| Le haïku : un minuscule poème
pour exprimer sa sympathie envers la nature, les gens, la vie...
Ma mère en allée
chaque fois que je vois la mer
chaque fois que la vois...
Kobayashi Issa
(trad. J. Cholley)
A l’homme qui dit
que les gosses l’ennuient
Les fleurs aussi ne sont rien
Kobayashi
Issa
(trad. M. Coyaud)
Vous qu’émeut le cri
du singe au vent d’automne
l’enfant perdu hé quoi
Matsuo Bashô
(trad. R. Sieffert)
Qu’il est beau
le corbeau d’ordinaire haïssable
ce matin de neige !
Matsuo Bashô
(trad. R. Munier )
La petite fille
prend seule son repas
dans le soir d’automne
Shôkaku
(trad.
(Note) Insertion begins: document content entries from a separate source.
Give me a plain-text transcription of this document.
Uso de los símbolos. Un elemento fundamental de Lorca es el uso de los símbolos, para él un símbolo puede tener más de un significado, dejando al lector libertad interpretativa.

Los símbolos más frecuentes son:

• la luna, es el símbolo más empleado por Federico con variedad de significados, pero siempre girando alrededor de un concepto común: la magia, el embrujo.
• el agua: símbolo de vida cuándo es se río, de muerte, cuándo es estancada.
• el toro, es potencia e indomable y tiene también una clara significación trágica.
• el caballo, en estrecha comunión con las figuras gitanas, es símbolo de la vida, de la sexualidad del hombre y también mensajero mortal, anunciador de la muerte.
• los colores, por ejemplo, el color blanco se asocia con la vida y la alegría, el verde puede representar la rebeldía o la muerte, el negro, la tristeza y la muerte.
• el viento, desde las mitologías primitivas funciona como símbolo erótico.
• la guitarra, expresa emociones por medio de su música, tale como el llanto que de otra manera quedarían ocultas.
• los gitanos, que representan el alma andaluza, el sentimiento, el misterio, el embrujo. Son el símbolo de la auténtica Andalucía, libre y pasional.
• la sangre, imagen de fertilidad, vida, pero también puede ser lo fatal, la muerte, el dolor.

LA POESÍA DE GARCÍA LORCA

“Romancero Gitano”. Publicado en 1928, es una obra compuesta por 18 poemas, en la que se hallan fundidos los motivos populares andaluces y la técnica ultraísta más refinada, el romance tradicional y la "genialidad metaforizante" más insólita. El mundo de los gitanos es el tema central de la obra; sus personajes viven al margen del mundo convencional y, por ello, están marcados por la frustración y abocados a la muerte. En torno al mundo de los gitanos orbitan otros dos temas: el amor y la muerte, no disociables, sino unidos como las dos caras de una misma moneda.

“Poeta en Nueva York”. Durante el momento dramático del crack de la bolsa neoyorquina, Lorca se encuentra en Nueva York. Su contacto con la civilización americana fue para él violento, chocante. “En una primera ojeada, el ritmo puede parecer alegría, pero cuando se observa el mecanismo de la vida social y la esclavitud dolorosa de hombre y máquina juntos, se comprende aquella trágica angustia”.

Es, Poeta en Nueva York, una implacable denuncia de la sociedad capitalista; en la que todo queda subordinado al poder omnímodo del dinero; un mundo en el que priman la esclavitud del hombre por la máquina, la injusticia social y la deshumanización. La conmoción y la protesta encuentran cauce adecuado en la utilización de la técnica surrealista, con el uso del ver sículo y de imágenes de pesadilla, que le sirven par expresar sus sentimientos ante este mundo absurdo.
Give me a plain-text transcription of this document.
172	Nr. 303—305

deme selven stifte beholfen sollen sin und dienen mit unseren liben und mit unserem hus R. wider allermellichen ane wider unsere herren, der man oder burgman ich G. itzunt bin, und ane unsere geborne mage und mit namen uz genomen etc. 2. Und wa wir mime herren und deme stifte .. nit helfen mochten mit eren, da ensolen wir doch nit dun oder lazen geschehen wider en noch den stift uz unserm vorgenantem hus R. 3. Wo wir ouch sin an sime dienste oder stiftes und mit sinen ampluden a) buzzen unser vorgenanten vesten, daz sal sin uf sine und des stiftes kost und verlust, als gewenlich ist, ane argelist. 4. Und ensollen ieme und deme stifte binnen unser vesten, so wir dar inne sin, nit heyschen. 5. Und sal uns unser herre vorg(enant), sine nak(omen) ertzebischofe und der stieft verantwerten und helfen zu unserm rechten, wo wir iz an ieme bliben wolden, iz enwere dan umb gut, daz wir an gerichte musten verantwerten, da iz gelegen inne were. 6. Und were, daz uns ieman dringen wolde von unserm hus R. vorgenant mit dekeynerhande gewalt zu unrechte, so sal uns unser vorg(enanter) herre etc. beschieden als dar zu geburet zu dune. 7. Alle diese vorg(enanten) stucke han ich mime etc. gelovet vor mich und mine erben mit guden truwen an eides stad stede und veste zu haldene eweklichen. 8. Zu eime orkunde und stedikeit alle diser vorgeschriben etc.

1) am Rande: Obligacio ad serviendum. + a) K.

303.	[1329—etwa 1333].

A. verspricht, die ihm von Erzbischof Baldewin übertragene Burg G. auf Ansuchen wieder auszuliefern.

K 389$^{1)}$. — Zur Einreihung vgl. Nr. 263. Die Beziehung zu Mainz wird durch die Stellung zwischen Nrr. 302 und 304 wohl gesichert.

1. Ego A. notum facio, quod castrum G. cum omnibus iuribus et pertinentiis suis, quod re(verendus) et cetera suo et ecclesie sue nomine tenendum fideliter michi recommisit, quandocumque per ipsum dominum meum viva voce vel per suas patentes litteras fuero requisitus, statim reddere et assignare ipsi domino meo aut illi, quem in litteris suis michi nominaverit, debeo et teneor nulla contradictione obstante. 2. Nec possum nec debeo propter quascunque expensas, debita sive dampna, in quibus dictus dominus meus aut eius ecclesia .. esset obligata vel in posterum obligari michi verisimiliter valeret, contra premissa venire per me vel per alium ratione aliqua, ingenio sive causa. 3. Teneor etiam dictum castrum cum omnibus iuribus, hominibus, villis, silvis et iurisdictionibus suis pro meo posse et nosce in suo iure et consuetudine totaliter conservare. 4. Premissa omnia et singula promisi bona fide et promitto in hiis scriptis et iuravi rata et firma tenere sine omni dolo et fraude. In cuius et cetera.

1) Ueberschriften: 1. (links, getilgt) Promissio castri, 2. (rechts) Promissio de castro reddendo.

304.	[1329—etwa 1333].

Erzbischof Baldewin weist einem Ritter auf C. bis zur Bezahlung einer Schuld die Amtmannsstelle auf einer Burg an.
R. Munier)
Pétale après pétale
tombent les roses jaunes –
le bruit du torrent
Matsuo Bashô
(trad. J. Titus-Carmel)
Se rhabillant le lendemain
combien charmante
et élégante
Matsuo Bashô
(trad. M. Coyaud)
Un enfant de dix ans
qu’on vient donner au temple –
Froid amer
Masaoka Shiki
(trad. R. Munier)
L’ample veste à fleurs
rouges
je la revois encore
l’amour de mes six ans
Takuboku
(cité par Alain Duchesne et Thierry Leguay )
Hélas la pauvrette
m’amie qui se tourmente
contemplant le soir
Etsujin
(trad. R. Sieffert )
On note que, la
plupart du temps, la métrique 5-7-5 n'est pas respectée. C'est
normal puisqu'il s'agit de traductions.